Oregon, various activity. On Mt. Hood’s Illumination Rock, on April 24 Mike Layton and Marcus Donaldson climbed a route that starts to the left of the south chamber on the south face of the southwest ridge. It follows a series of chimneys and crack systems for 800 feet of sustained dry-tooling on andesite rock and rime gargoyles to a point west of the main summit. They believe the line to be new (Bitchin’ Camero, M6 AI4), and say it’s one of the best mixed lines in the Cascades.
The winter of 2005-06 produced rare cold snaps in December and February, allowing several significant ascents of ice in the Columbia River Gorge outside of Portland. Though the Journal rarely reports on ice routes this short, we note these routes for their rare nature and the world-class potential of the Columbia River Gorge as an ice-climbing destination. Granted, the ice hardly ever forms, but we read that climate change might actually make some areas colder, so who knows?

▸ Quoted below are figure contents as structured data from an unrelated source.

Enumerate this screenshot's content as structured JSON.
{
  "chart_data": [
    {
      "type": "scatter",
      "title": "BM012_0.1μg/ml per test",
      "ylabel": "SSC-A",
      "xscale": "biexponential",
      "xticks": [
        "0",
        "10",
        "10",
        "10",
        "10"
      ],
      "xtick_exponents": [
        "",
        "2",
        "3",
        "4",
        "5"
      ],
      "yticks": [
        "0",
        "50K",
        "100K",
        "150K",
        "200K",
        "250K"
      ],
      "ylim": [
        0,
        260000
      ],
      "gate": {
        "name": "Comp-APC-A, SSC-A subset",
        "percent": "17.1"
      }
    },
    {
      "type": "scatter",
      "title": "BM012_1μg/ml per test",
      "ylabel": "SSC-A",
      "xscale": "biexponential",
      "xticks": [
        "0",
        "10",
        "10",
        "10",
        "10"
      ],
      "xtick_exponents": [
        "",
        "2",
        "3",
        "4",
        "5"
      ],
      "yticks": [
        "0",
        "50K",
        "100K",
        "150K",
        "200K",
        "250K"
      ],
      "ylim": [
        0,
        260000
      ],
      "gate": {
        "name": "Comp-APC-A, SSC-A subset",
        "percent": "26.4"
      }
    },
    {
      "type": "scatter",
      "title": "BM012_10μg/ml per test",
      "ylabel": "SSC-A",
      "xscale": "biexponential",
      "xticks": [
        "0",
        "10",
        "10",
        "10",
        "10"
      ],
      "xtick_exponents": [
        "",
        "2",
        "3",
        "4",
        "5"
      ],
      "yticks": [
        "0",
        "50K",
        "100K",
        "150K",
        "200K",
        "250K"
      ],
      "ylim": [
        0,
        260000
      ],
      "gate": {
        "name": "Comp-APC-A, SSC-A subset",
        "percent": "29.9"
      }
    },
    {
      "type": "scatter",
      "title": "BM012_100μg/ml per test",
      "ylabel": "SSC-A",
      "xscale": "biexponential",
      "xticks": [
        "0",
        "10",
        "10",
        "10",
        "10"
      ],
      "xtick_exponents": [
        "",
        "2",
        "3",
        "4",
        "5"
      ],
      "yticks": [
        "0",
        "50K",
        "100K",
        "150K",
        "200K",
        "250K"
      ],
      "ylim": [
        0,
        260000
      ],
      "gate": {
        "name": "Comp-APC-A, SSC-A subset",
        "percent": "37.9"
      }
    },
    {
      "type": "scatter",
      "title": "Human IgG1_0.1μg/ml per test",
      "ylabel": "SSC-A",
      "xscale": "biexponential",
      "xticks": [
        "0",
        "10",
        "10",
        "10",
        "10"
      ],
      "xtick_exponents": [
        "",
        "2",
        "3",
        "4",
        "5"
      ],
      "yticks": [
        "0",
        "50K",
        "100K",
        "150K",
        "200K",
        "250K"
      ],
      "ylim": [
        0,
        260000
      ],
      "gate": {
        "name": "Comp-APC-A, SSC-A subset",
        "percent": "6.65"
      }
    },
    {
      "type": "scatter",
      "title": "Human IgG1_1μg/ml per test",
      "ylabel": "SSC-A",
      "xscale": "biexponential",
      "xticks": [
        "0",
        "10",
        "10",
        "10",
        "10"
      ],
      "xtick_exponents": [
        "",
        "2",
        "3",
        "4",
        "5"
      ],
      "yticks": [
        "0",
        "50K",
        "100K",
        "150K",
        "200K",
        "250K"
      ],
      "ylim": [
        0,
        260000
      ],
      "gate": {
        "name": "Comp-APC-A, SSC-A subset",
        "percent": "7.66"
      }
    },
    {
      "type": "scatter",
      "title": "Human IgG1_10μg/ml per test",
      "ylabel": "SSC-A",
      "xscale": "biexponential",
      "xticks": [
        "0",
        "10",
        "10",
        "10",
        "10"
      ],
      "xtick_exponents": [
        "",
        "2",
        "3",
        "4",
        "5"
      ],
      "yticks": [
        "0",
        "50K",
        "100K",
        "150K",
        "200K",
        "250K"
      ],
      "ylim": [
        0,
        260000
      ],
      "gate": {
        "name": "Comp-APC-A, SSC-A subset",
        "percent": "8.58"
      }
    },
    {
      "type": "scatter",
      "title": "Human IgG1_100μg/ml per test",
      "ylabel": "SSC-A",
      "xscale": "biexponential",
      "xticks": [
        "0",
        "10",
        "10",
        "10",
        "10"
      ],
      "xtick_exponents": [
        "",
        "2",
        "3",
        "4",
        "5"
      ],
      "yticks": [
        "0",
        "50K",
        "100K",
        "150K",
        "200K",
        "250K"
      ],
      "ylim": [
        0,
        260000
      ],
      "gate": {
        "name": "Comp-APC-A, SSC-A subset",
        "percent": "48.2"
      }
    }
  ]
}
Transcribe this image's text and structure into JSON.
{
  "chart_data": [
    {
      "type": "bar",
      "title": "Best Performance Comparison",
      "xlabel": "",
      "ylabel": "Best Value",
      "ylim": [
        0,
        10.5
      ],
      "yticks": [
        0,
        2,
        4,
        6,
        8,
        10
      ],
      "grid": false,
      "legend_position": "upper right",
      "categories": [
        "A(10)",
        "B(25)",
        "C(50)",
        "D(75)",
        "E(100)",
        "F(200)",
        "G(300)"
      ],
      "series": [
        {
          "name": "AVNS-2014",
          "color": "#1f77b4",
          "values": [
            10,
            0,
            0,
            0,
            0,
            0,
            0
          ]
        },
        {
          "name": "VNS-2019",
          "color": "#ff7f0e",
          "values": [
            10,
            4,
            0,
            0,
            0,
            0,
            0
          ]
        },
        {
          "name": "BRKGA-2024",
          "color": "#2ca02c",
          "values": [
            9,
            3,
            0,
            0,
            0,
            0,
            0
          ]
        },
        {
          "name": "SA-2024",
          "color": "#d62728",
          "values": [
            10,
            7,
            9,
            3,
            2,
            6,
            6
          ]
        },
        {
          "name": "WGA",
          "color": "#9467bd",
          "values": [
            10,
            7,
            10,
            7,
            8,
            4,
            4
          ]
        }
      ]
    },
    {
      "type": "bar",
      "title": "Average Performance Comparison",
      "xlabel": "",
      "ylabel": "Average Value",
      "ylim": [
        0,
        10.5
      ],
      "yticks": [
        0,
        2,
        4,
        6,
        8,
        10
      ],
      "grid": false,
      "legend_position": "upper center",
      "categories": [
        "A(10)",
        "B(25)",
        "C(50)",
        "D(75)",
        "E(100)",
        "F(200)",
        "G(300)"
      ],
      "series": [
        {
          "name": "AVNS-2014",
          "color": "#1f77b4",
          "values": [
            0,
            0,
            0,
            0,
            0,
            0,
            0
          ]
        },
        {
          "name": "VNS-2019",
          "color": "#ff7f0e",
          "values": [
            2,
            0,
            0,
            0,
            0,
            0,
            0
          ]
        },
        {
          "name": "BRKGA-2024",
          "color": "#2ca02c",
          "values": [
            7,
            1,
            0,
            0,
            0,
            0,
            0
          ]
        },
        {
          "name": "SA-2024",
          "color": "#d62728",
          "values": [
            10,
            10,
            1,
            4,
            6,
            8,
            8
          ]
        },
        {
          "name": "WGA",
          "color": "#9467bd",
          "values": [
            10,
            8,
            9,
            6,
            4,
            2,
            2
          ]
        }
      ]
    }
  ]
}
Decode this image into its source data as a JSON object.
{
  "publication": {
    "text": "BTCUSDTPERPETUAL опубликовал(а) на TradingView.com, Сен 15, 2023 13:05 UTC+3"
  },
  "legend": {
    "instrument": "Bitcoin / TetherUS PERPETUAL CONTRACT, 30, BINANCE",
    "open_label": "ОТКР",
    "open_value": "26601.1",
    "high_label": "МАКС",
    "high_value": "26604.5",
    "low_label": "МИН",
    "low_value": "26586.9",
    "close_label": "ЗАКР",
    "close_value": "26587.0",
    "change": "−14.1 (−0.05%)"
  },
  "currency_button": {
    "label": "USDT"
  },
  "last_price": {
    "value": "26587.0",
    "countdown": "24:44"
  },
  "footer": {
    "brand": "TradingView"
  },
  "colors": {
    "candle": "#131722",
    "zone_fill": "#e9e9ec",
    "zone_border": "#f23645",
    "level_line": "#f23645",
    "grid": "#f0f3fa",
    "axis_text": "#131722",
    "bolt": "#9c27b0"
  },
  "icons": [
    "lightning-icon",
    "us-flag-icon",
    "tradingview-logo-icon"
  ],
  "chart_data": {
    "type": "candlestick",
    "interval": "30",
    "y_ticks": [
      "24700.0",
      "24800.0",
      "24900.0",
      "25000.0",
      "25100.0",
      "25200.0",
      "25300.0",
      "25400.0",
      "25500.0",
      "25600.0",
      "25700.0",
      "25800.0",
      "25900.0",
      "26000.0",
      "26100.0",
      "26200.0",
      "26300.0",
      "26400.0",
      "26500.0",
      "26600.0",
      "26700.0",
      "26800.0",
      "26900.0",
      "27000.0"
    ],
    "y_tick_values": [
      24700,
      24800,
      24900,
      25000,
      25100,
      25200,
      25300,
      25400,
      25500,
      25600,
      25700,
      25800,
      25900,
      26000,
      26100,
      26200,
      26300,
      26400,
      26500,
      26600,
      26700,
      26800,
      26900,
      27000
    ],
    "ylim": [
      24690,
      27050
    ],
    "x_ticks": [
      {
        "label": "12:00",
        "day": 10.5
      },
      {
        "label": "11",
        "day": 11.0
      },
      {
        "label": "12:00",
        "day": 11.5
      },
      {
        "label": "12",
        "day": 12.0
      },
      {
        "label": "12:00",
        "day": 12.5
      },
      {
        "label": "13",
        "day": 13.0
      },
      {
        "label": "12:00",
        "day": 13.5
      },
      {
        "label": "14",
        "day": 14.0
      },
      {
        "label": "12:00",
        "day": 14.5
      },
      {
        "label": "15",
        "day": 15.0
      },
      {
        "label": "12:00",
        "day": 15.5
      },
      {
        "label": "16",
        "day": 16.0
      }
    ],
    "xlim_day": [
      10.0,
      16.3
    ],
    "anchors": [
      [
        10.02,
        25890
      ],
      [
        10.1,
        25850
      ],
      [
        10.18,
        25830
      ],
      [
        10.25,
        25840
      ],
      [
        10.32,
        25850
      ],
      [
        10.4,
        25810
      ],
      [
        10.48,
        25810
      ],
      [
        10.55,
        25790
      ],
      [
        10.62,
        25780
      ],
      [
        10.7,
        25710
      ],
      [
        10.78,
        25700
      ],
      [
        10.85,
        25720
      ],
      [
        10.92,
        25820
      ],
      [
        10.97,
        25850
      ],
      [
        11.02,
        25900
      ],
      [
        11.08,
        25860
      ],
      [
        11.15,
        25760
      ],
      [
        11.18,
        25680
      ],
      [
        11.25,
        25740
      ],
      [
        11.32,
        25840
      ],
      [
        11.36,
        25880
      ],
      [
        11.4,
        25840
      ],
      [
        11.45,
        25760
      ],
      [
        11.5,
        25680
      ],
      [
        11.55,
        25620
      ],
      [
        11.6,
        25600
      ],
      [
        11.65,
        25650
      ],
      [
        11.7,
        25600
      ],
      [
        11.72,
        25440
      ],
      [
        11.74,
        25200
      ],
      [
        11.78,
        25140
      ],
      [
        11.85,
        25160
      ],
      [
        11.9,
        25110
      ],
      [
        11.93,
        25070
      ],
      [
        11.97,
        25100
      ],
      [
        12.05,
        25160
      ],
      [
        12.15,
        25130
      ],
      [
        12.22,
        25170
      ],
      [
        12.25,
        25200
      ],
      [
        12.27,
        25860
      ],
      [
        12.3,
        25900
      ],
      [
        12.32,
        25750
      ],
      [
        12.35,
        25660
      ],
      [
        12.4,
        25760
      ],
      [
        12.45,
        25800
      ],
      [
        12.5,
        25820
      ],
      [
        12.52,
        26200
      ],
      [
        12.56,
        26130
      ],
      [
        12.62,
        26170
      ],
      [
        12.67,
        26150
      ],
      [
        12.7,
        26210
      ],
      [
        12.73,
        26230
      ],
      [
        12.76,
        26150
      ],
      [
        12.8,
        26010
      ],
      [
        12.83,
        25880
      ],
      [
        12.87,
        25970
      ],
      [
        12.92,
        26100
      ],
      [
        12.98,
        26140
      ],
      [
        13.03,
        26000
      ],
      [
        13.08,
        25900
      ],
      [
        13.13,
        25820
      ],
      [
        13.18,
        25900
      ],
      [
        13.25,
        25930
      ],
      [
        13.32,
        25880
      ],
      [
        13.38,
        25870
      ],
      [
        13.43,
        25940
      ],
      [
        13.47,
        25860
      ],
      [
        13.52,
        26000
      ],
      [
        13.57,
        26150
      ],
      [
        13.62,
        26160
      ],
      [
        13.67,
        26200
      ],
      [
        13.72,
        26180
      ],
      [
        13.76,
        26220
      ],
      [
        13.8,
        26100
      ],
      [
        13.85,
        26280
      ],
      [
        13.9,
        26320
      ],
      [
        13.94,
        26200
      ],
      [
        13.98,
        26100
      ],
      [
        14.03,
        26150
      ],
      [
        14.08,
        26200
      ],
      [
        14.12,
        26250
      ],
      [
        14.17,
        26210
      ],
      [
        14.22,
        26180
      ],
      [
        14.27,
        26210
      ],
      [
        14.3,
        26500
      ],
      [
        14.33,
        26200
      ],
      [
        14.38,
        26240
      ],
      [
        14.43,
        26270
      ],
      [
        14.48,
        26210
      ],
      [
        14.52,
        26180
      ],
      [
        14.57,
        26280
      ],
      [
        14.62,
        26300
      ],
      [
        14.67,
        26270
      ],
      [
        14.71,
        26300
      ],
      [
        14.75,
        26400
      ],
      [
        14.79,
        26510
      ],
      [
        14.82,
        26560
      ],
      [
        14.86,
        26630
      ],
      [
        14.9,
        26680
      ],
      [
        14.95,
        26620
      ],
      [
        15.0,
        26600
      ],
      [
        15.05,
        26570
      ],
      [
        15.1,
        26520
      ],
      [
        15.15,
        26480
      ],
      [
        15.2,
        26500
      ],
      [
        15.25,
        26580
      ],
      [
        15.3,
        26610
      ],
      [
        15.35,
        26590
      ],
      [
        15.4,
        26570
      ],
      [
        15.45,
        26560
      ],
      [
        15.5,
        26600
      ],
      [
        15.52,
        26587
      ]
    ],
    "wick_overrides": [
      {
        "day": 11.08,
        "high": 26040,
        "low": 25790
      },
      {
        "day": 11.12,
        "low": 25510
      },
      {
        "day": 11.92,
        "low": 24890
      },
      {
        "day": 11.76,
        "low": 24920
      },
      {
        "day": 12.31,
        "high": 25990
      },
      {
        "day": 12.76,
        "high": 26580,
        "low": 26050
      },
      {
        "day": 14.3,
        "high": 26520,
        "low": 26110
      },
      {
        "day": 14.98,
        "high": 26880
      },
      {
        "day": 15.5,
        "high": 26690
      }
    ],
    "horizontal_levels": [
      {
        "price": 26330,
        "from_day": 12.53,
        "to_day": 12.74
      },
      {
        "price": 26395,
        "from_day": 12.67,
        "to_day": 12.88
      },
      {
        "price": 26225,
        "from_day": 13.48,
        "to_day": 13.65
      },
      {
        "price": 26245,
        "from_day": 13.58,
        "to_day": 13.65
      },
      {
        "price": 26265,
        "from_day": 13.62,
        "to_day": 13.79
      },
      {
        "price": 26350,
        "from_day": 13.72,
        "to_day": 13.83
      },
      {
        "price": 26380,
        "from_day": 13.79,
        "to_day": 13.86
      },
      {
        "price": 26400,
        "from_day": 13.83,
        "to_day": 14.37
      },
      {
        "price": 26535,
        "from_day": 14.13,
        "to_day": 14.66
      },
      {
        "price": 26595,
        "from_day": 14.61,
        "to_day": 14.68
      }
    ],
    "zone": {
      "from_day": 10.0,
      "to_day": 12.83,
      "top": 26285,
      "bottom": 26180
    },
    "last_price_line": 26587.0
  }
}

Many routes in the Gorge saw repeats, and in addition to several new single-pitch lines being established, the oft-tried, north-facing Ainsworth Falls (600', WI5) received its first complete ascent on December 16, by Hal Burton and Marcus Donaldson. The next day, Lane Brown and Wayne Wallace established Black Dagger (600', M4 WI5+), located two miles east of Multnomah Falls. The impressive line (some had dubbed it “Black Diamond”) has reportedly never connected, and the pair started from the rock on the right.